Une fois qu’on a compris que Les ME sont avant tout des entreprises commerciales dont l’essentiel du travail n’est pas de publier, mais de refuser de publier (voir l’article du nouvel obs https://www.nouvelobs.com/rue89/rue89-rue89-culture/20120819.RUE1862/ecrivains-pourquoi-et-comment-les-maisons-d-edition-refusent-vos-livres.html ), les choses deviennent plus claires.

En revanche, lorsque je me place du point de vue du lecteur (ce que je fais plus volontiers), je ne trouve pas mon compte avec les ME. Je veux dire par là que si dans ma jeunesse j’ai découvert des tas d’auteurs intéressants parce qu’ils ont été édités, j’ai aussi compris que j’en ai raté (j’en rate) sans doute aussi beaucoup (plus) qui n’ont pas eu la chance de se faire connaître.
L’intérêt des maisons d’édition pour le lecteur c’est de lui permettre de découvrir des auteurs.
Mais d’une part, j’ai quasi systématiquement été déçu par ceux qui sont mis en avant depuis 30 ans au point que les prix littéraires par exemple agissent sur moi comme des repoussoirs (et je sais que nous sommes nombreux dans ce cas pour avoir déjà évoqué ce sujet ailleurs sur le web). Je ne lirai donc ni le Goncourt, ni le Nobel, ni les autres lauréats, et de façon générale j’évite de lire les auteurs qui ont reçu un prix littéraire dans leur carrière.
Et d’autre part on finit par se trouver noyé sous des tas de navets de Pierre, Paul ou Jacqueline au prétexte que ce sont des gens connus et qu’ils font vendre…
Lorsqu’il m’arrive d’arpenter les rayons de telle ou telle librairie, j’en ressors la plupart du temps les mains vides, parce que ce qui est mis en avant ne m’intéresse pas !
En conclusion, on ne peut pas faire confiance aux ME pour faire le tri, or c’est précisément de ce travail qu’elles s’enorgueillissent.
J’ai le même avis en ce qui concerne le cinéma et j’ai d’ailleurs fini par déserter les salles.

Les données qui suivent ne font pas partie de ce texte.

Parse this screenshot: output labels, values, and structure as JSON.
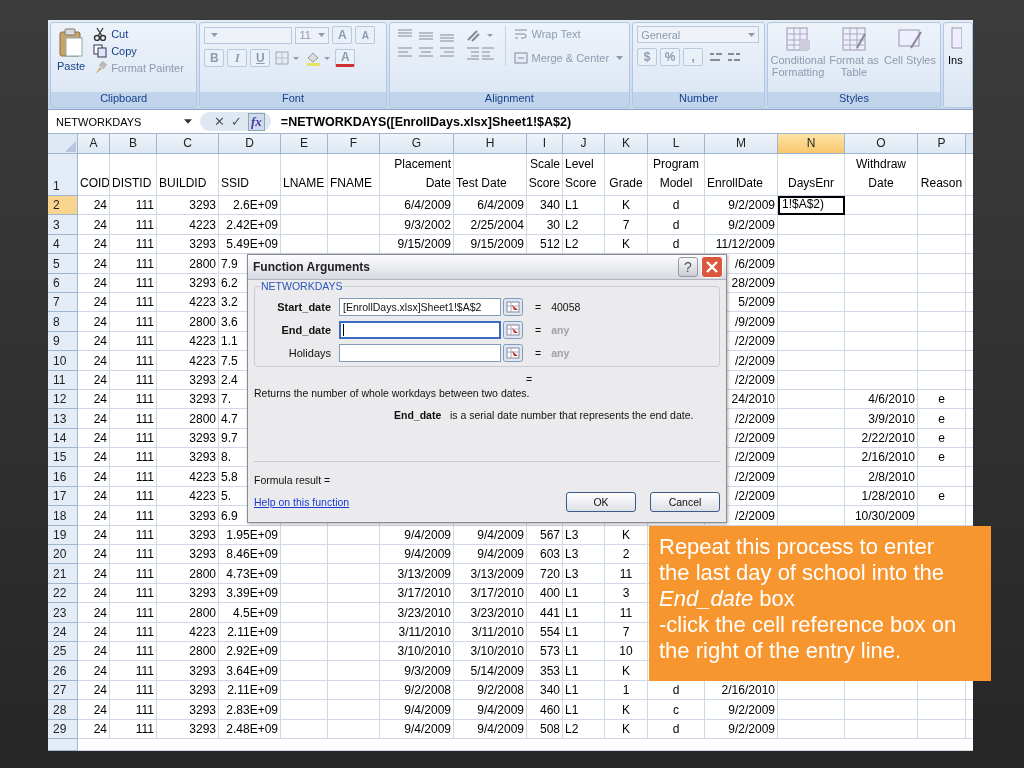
{
  "ribbon": {
    "clipboard": {
      "label": "Clipboard",
      "paste": "Paste",
      "cut": "Cut",
      "copy": "Copy",
      "format_painter": {
        "label": "Format Painter",
        "disabled": true
      }
    },
    "font": {
      "label": "Font",
      "disabled": true,
      "size": "11",
      "grow": "A",
      "shrink": "A",
      "bold": "B",
      "italic": "I",
      "underline": "U",
      "font_color": "A"
    },
    "alignment": {
      "label": "Alignment",
      "disabled": true,
      "wrap_text": "Wrap Text",
      "merge": "Merge & Center"
    },
    "number": {
      "label": "Number",
      "disabled": true,
      "format": "General",
      "currency": "$",
      "percent": "%",
      "comma": ","
    },
    "styles": {
      "label": "Styles",
      "disabled": true,
      "conditional": "Conditional Formatting",
      "table": "Format as Table",
      "cell": "Cell Styles"
    },
    "cells": {
      "insert": "Ins"
    }
  },
  "formula_bar": {
    "name_box": "NETWORKDAYS",
    "cancel": "✕",
    "enter": "✓",
    "fx": "fx",
    "formula": "=NETWORKDAYS([EnrollDays.xlsx]Sheet1!$A$2)"
  },
  "sheet": {
    "columns": [
      {
        "label": "A",
        "selected": false
      },
      {
        "label": "B",
        "selected": false
      },
      {
        "label": "C",
        "selected": false
      },
      {
        "label": "D",
        "selected": false
      },
      {
        "label": "E",
        "selected": false
      },
      {
        "label": "F",
        "selected": false
      },
      {
        "label": "G",
        "selected": false
      },
      {
        "label": "H",
        "selected": false
      },
      {
        "label": "I",
        "selected": false
      },
      {
        "label": "J",
        "selected": false
      },
      {
        "label": "K",
        "selected": false
      },
      {
        "label": "L",
        "selected": false
      },
      {
        "label": "M",
        "selected": false
      },
      {
        "label": "N",
        "selected": true
      },
      {
        "label": "O",
        "selected": false
      },
      {
        "label": "P",
        "selected": false
      }
    ],
    "rows": [
      {
        "number": "1",
        "selected": false,
        "cells": [
          "COID",
          "DISTID",
          "BUILDID",
          "SSID",
          "LNAME",
          "FNAME",
          "Placement Date",
          "Test Date",
          "Scale Score",
          "Level Score",
          "Grade",
          "Program Model",
          "EnrollDate",
          "DaysEnr",
          "Withdraw Date",
          "Reason"
        ]
      },
      {
        "number": "2",
        "selected": true,
        "cells": [
          "24",
          "111",
          "3293",
          "2.6E+09",
          null,
          null,
          "6/4/2009",
          "6/4/2009",
          "340",
          "L1",
          "K",
          "d",
          "9/2/2009",
          "1!$A$2)",
          null,
          null
        ]
      },
      {
        "number": "3",
        "selected": false,
        "cells": [
          "24",
          "111",
          "4223",
          "2.42E+09",
          null,
          null,
          "9/3/2002",
          "2/25/2004",
          "30",
          "L2",
          "7",
          "d",
          "9/2/2009",
          null,
          null,
          null
        ]
      },
      {
        "number": "4",
        "selected": false,
        "cells": [
          "24",
          "111",
          "3293",
          "5.49E+09",
          null,
          null,
          "9/15/2009",
          "9/15/2009",
          "512",
          "L2",
          "K",
          "d",
          "11/12/2009",
          null,
          null,
          null
        ]
      },
      {
        "number": "5",
        "selected": false,
        "cells": [
          "24",
          "111",
          "2800",
          "7.9",
          null,
          null,
          null,
          null,
          null,
          null,
          null,
          null,
          "/6/2009",
          null,
          null,
          null
        ]
      },
      {
        "number": "6",
        "selected": false,
        "cells": [
          "24",
          "111",
          "3293",
          "6.2",
          null,
          null,
          null,
          null,
          null,
          null,
          null,
          null,
          "28/2009",
          null,
          null,
          null
        ]
      },
      {
        "number": "7",
        "selected": false,
        "cells": [
          "24",
          "111",
          "4223",
          "3.2",
          null,
          null,
          null,
          null,
          null,
          null,
          null,
          null,
          "5/2009",
          null,
          null,
          null
        ]
      },
      {
        "number": "8",
        "selected": false,
        "cells": [
          "24",
          "111",
          "2800",
          "3.6",
          null,
          null,
          null,
          null,
          null,
          null,
          null,
          null,
          "/9/2009",
          null,
          null,
          null
        ]
      },
      {
        "number": "9",
        "selected": false,
        "cells": [
          "24",
          "111",
          "4223",
          "1.1",
          null,
          null,
          null,
          null,
          null,
          null,
          null,
          null,
          "/2/2009",
          null,
          null,
          null
        ]
      },
      {
        "number": "10",
        "selected": false,
        "cells": [
          "24",
          "111",
          "4223",
          "7.5",
          null,
          null,
          null,
          null,
          null,
          null,
          null,
          null,
          "/2/2009",
          null,
          null,
          null
        ]
      },
      {
        "number": "11",
        "selected": false,
        "cells": [
          "24",
          "111",
          "3293",
          "2.4",
          null,
          null,
          null,
          null,
          null,
          null,
          null,
          null,
          "/2/2009",
          null,
          null,
          null
        ]
      },
      {
        "number": "12",
        "selected": false,
        "cells": [
          "24",
          "111",
          "3293",
          "7.",
          null,
          null,
          null,
          null,
          null,
          null,
          null,
          null,
          "24/2010",
          null,
          "4/6/2010",
          "e"
        ]
      },
      {
        "number": "13",
        "selected": false,
        "cells": [
          "24",
          "111",
          "2800",
          "4.7",
          null,
          null,
          null,
          null,
          null,
          null,
          null,
          null,
          "/2/2009",
          null,
          "3/9/2010",
          "e"
        ]
      },
      {
        "number": "14",
        "selected": false,
        "cells": [
          "24",
          "111",
          "3293",
          "9.7",
          null,
          null,
          null,
          null,
          null,
          null,
          null,
          null,
          "/2/2009",
          null,
          "2/22/2010",
          "e"
        ]
      },
      {
        "number": "15",
        "selected": false,
        "cells": [
          "24",
          "111",
          "3293",
          "8.",
          null,
          null,
          null,
          null,
          null,
          null,
          null,
          null,
          "/2/2009",
          null,
          "2/16/2010",
          "e"
        ]
      },
      {
        "number": "16",
        "selected": false,
        "cells": [
          "24",
          "111",
          "4223",
          "5.8",
          null,
          null,
          null,
          null,
          null,
          null,
          null,
          null,
          "/2/2009",
          null,
          "2/8/2010",
          null
        ]
      },
      {
        "number": "17",
        "selected": false,
        "cells": [
          "24",
          "111",
          "4223",
          "5.",
          null,
          null,
          null,
          null,
          null,
          null,
          null,
          null,
          "/2/2009",
          null,
          "1/28/2010",
          "e"
        ]
      },
      {
        "number": "18",
        "selected": false,
        "cells": [
          "24",
          "111",
          "3293",
          "6.9",
          null,
          null,
          null,
          null,
          null,
          null,
          null,
          null,
          "/2/2009",
          null,
          "10/30/2009",
          null
        ]
      },
      {
        "number": "19",
        "selected": false,
        "cells": [
          "24",
          "111",
          "3293",
          "1.95E+09",
          null,
          null,
          "9/4/2009",
          "9/4/2009",
          "567",
          "L3",
          "K",
          null,
          null,
          null,
          null,
          null
        ]
      },
      {
        "number": "20",
        "selected": false,
        "cells": [
          "24",
          "111",
          "3293",
          "8.46E+09",
          null,
          null,
          "9/4/2009",
          "9/4/2009",
          "603",
          "L3",
          "2",
          null,
          null,
          null,
          null,
          null
        ]
      },
      {
        "number": "21",
        "selected": false,
        "cells": [
          "24",
          "111",
          "2800",
          "4.73E+09",
          null,
          null,
          "3/13/2009",
          "3/13/2009",
          "720",
          "L3",
          "11",
          null,
          null,
          null,
          null,
          null
        ]
      },
      {
        "number": "22",
        "selected": false,
        "cells": [
          "24",
          "111",
          "3293",
          "3.39E+09",
          null,
          null,
          "3/17/2010",
          "3/17/2010",
          "400",
          "L1",
          "3",
          null,
          null,
          null,
          null,
          null
        ]
      },
      {
        "number": "23",
        "selected": false,
        "cells": [
          "24",
          "111",
          "2800",
          "4.5E+09",
          null,
          null,
          "3/23/2010",
          "3/23/2010",
          "441",
          "L1",
          "11",
          null,
          null,
          null,
          null,
          null
        ]
      },
      {
        "number": "24",
        "selected": false,
        "cells": [
          "24",
          "111",
          "4223",
          "2.11E+09",
          null,
          null,
          "3/11/2010",
          "3/11/2010",
          "554",
          "L1",
          "7",
          null,
          null,
          null,
          null,
          null
        ]
      },
      {
        "number": "25",
        "selected": false,
        "cells": [
          "24",
          "111",
          "2800",
          "2.92E+09",
          null,
          null,
          "3/10/2010",
          "3/10/2010",
          "573",
          "L1",
          "10",
          null,
          null,
          null,
          null,
          null
        ]
      },
      {
        "number": "26",
        "selected": false,
        "cells": [
          "24",
          "111",
          "3293",
          "3.64E+09",
          null,
          null,
          "9/3/2009",
          "5/14/2009",
          "353",
          "L1",
          "K",
          null,
          null,
          null,
          null,
          null
        ]
      },
      {
        "number": "27",
        "selected": false,
        "cells": [
          "24",
          "111",
          "3293",
          "2.11E+09",
          null,
          null,
          "9/2/2008",
          "9/2/2008",
          "340",
          "L1",
          "1",
          "d",
          "2/16/2010",
          null,
          null,
          null
        ]
      },
      {
        "number": "28",
        "selected": false,
        "cells": [
          "24",
          "111",
          "3293",
          "2.83E+09",
          null,
          null,
          "9/4/2009",
          "9/4/2009",
          "460",
          "L1",
          "K",
          "c",
          "9/2/2009",
          null,
          null,
          null
        ]
      },
      {
        "number": "29",
        "selected": false,
        "cells": [
          "24",
          "111",
          "3293",
          "2.48E+09",
          null,
          null,
          "9/4/2009",
          "9/4/2009",
          "508",
          "L2",
          "K",
          "d",
          "9/2/2009",
          null,
          null,
          null
        ]
      }
    ]
  },
  "dialog": {
    "title": "Function Arguments",
    "help": "?",
    "function": "NETWORKDAYS",
    "arguments": [
      {
        "label": "Start_date",
        "required": true,
        "value": "[EnrollDays.xlsx]Sheet1!$A$2",
        "focused": false,
        "sign": "=",
        "result": "40058",
        "evaluated": true
      },
      {
        "label": "End_date",
        "required": true,
        "focused": true,
        "sign": "=",
        "result": "any",
        "evaluated": false
      },
      {
        "label": "Holidays",
        "required": false,
        "focused": false,
        "sign": "=",
        "result": "any",
        "evaluated": false
      }
    ],
    "function_sign": "=",
    "description": "Returns the number of whole workdays between two dates.",
    "argument_help": "**End_date**   is a serial date number that represents the end date.",
    "formula_result": "Formula result =",
    "help_link": "Help on this function",
    "buttons": [
      "OK",
      "Cancel"
    ]
  },
  "callout": {
    "paragraphs": [
      "Repeat this process to enter the last day of school into the *End_date* box",
      "-click the cell reference box on the right of the entry line."
    ]
  }
}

Il manque manifestement un moyen sinon de publier (puisqu’il existe maintenant l’autopublication), mais de permettre à tout un chacun de trouver facilement des livres qui l’intéressent.
Je ne range pas les Amazon, Kobo et autres gros marchands du web dans la catégorie des moyens permettant de faire connaître de façon efficace des livres intéressants, il faut là aussi les prendre pour ce qu’ils sont, c’est à dire des commerçants.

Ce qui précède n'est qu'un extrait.